Scientists from Russia found a way of improving the crystal structure prediction algorithms, making the discovery of new compounds multiple times faster. The results of the study were published in Computer Physics Communications.
Given the ever increasing need for new technologies, chemists should constantly discover new higher-performance materials with better strength, weight, stability and other properties. The innovations in materials science that the modern world is craving for are virtually countless. The search for new materials is a challenging task, and if performed experimentally, takes a lot of time and money, for it often requires trying a huge number of compounds at different conditions. Computers can come to rescue, but they require clever algorithms: otherwise, sorting through possible options can go on for thousands of years until a good compound is found.
Things changed when in 2005 Artem R. Oganov, now Professor of Skoltech and Moscow Institute of Physics and Technology (MIPT), developed the evolutionary crystal structure prediction algorithm
USPEX ‒ perhaps the most successful algorithm in the field, used by several thousand scientists worldwide. USPEX only needs to know which atoms the crystal is made of. Then, it generates a small number of random structures whose stability is assessed based on the energy of interaction between the atoms. Next, an evolutionary mechanism starts, where chemists built in natural selection, crossover and mutations of the structures and their “descendants” until they find particularly stable compounds.
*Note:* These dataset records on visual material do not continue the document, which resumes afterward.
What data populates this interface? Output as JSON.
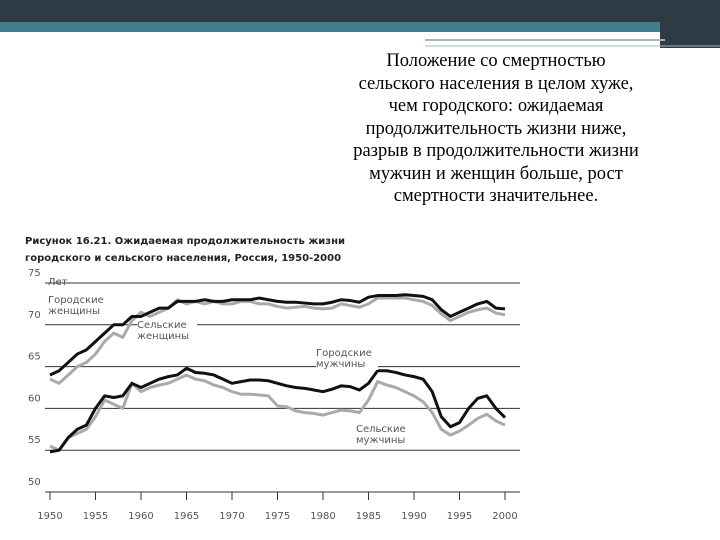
{
  "slide": {
    "text": "Положение со смертностью сельского населения в целом хуже, чем городского: ожидаемая продолжительность жизни ниже, разрыв в продолжительности жизни мужчин и женщин больше, рост смертности значительнее."
  },
  "chart_data": {
    "type": "line",
    "title": [
      "Рисунок 16.21. Ожидаемая продолжительность жизни",
      "городского и сельского населения, Россия, 1950-2000"
    ],
    "y_label": "Лет",
    "x": [
      1950,
      1951,
      1952,
      1953,
      1954,
      1955,
      1956,
      1957,
      1958,
      1959,
      1960,
      1961,
      1962,
      1963,
      1964,
      1965,
      1966,
      1967,
      1968,
      1969,
      1970,
      1971,
      1972,
      1973,
      1974,
      1975,
      1976,
      1977,
      1978,
      1979,
      1980,
      1981,
      1982,
      1983,
      1984,
      1985,
      1986,
      1987,
      1988,
      1989,
      1990,
      1991,
      1992,
      1993,
      1994,
      1995,
      1996,
      1997,
      1998,
      1999,
      2000
    ],
    "series": [
      {
        "name": "Городские женщины",
        "color": "#111111",
        "values": [
          64,
          64.5,
          65.5,
          66.5,
          67,
          68,
          69,
          70,
          70,
          71,
          71,
          71.5,
          72,
          72,
          72.8,
          72.8,
          72.8,
          73,
          72.8,
          72.8,
          73,
          73,
          73,
          73.2,
          73,
          72.8,
          72.7,
          72.7,
          72.6,
          72.5,
          72.5,
          72.7,
          73,
          72.9,
          72.7,
          73.3,
          73.5,
          73.5,
          73.5,
          73.6,
          73.5,
          73.4,
          73,
          71.8,
          71,
          71.5,
          72,
          72.5,
          72.8,
          72,
          71.9
        ]
      },
      {
        "name": "Сельские женщины",
        "color": "#aaaaaa",
        "values": [
          63.5,
          63,
          64,
          65,
          65.5,
          66.5,
          68,
          69,
          68.5,
          70.5,
          71.5,
          71,
          71.5,
          72,
          73,
          72.5,
          72.8,
          72.5,
          72.8,
          72.5,
          72.5,
          72.8,
          72.8,
          72.5,
          72.5,
          72.2,
          72,
          72.1,
          72.2,
          72,
          71.9,
          72,
          72.5,
          72.3,
          72.1,
          72.5,
          73.2,
          73.2,
          73.2,
          73.2,
          73,
          72.8,
          72.3,
          71.3,
          70.5,
          71,
          71.5,
          71.8,
          72,
          71.4,
          71.2
        ]
      },
      {
        "name": "Городские мужчины",
        "color": "#111111",
        "values": [
          54.8,
          55,
          56.5,
          57.5,
          58,
          60,
          61.5,
          61.3,
          61.5,
          63,
          62.5,
          63,
          63.5,
          63.8,
          64,
          64.8,
          64.3,
          64.2,
          64,
          63.5,
          63,
          63.2,
          63.4,
          63.4,
          63.3,
          63,
          62.7,
          62.5,
          62.4,
          62.2,
          62,
          62.3,
          62.7,
          62.6,
          62.2,
          63,
          64.5,
          64.5,
          64.3,
          64,
          63.8,
          63.5,
          62,
          59,
          57.8,
          58.3,
          60,
          61.2,
          61.5,
          60,
          58.9
        ]
      },
      {
        "name": "Сельские мужчины",
        "color": "#aaaaaa",
        "values": [
          55.5,
          55,
          56.5,
          57,
          57.5,
          59,
          61,
          60.5,
          60,
          63,
          62,
          62.5,
          62.8,
          63,
          63.5,
          64,
          63.5,
          63.3,
          62.8,
          62.5,
          62,
          61.7,
          61.7,
          61.6,
          61.5,
          60.3,
          60.2,
          59.7,
          59.5,
          59.4,
          59.2,
          59.5,
          59.8,
          59.7,
          59.5,
          61,
          63.2,
          62.8,
          62.5,
          62,
          61.5,
          60.8,
          59.5,
          57.5,
          56.8,
          57.3,
          58,
          58.8,
          59.3,
          58.5,
          58
        ]
      }
    ],
    "xlim": [
      1950,
      2000
    ],
    "xticks": [
      1950,
      1955,
      1960,
      1965,
      1970,
      1975,
      1980,
      1985,
      1990,
      1995,
      2000
    ],
    "ylim": [
      50,
      75
    ],
    "yticks": [
      50,
      55,
      60,
      65,
      70,
      75
    ],
    "grid": true
  }
}
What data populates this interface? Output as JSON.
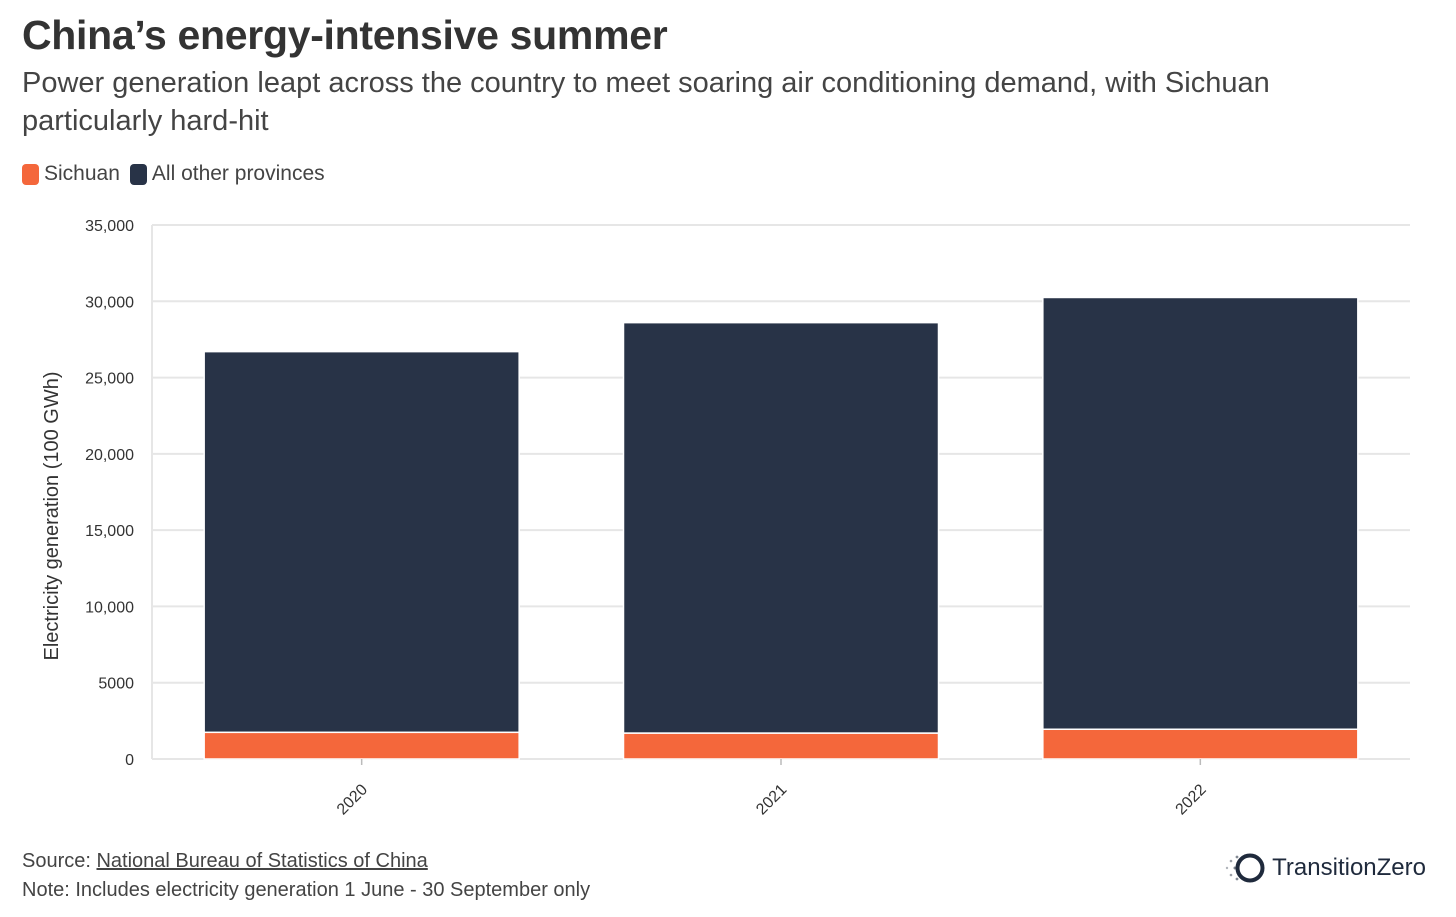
{
  "header": {
    "title": "China’s energy-intensive summer",
    "subtitle": "Power generation leapt across the country to meet soaring air conditioning demand, with Sichuan particularly hard-hit"
  },
  "colors": {
    "sichuan": "#f4673b",
    "other": "#283347",
    "grid": "#e6e6e6",
    "axis_text": "#333333"
  },
  "chart_data": {
    "type": "bar",
    "stacked": true,
    "categories": [
      "2020",
      "2021",
      "2022"
    ],
    "series": [
      {
        "name": "Sichuan",
        "values": [
          1750,
          1700,
          1950
        ]
      },
      {
        "name": "All other provinces",
        "values": [
          24950,
          26900,
          28300
        ]
      }
    ],
    "ylabel": "Electricity generation (100 GWh)",
    "ylim": [
      0,
      35000
    ],
    "yticks": [
      0,
      5000,
      10000,
      15000,
      20000,
      25000,
      30000,
      35000
    ],
    "ytick_labels": [
      "0",
      "5000",
      "10,000",
      "15,000",
      "20,000",
      "25,000",
      "30,000",
      "35,000"
    ],
    "grid": true,
    "legend_position": "top-left"
  },
  "footer": {
    "source_prefix": "Source: ",
    "source_link": "National Bureau of Statistics of China",
    "note": "Note: Includes electricity generation 1 June - 30 September only"
  },
  "logo": {
    "text": "TransitionZero",
    "icon": "transitionzero-ring-icon"
  }
}
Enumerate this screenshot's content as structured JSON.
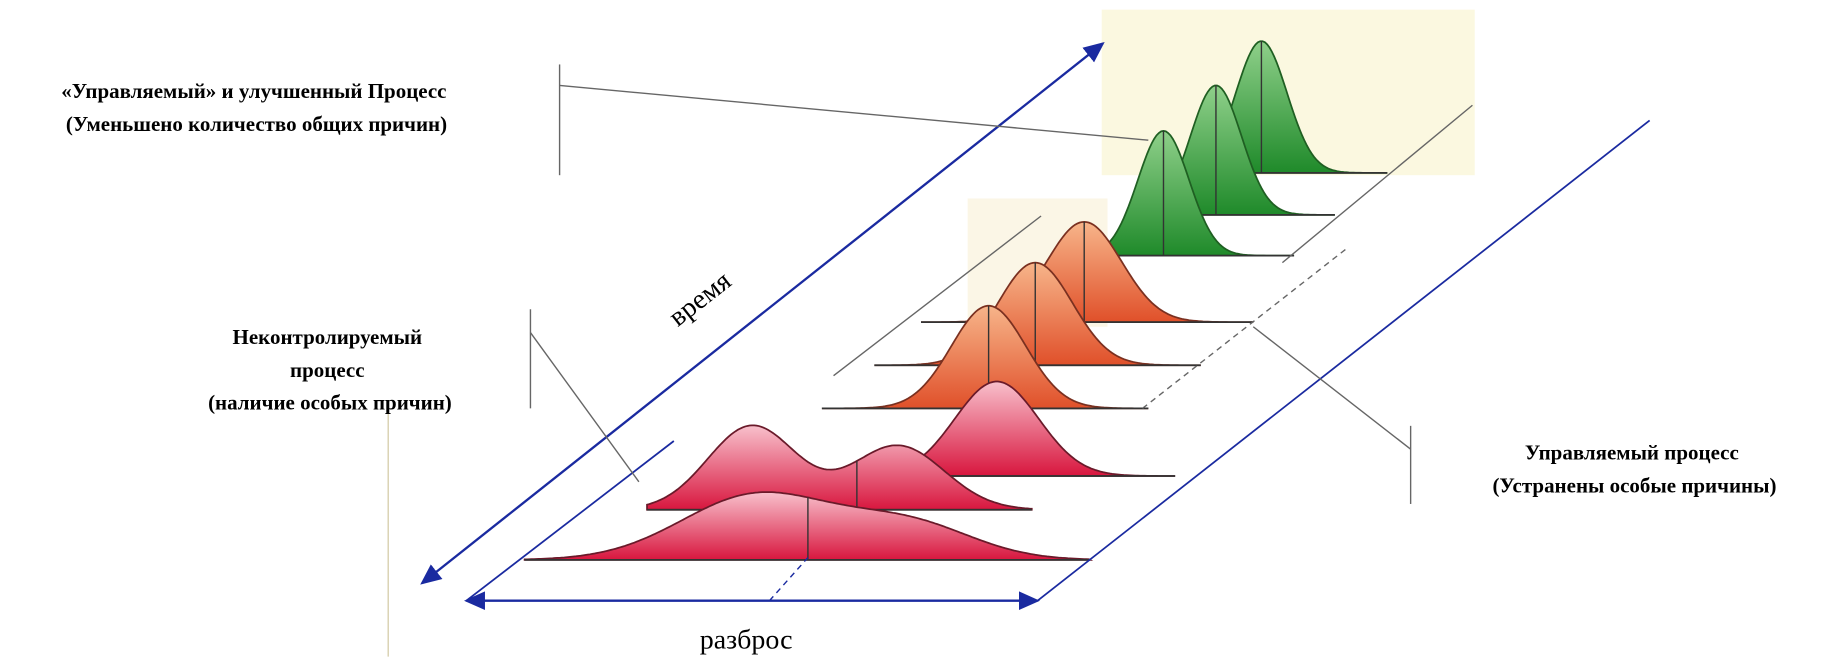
{
  "annotations": [
    {
      "lines": [
        "«Управляемый» и улучшенный Процесс",
        "(Уменьшено количество общих причин)"
      ]
    },
    {
      "lines": [
        "Неконтролируемый",
        "процесс",
        "(наличие особых причин)"
      ]
    },
    {
      "lines": [
        "Управляемый  процесс",
        "(Устранены особые причины)"
      ]
    }
  ],
  "axes": {
    "time": "время",
    "spread": "разброс"
  }
}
In their recent study, scientists from Skoltech, MIPT and Samara State Technical University, led by Artem R. Oganov, improved USPEX’s first step that generates initial structures. Showing that purely random generation is not very effective, chemists again turned to nature for inspiration and developed a random structure generator based on the database of the topological types of crystal structures, amalgamating evolutionary approaches developed by Oganov and topological approaches developed by Professor Vladislav Blatov from Samara. Knowing that nearly all of the 200,000 inorganic crystal structures known to date belong to 3,000 topological types, one can very quickly generate an array of structures similar to the sought-for structure. The tests showed that thanks to the new generator, the evolutionary search copes with the prediction tasks 3 times faster compared to its previous version.
“The 3,000 topological types are the result of abstraction applied to real structures. Going the other way round, you can generate nearly all the known structures and an infinite number of unknown but reasonable structures from these 3,000 types. This is an excellent starting point for an evolutionary mechanism. Right from the start you most likely sample an area close to the optimal solution. You either get the optimal solution right in the beginning, or get somewhere near it and then get it by evolutionary improvement,” explains Pavel Bushlanov, the first author of the study.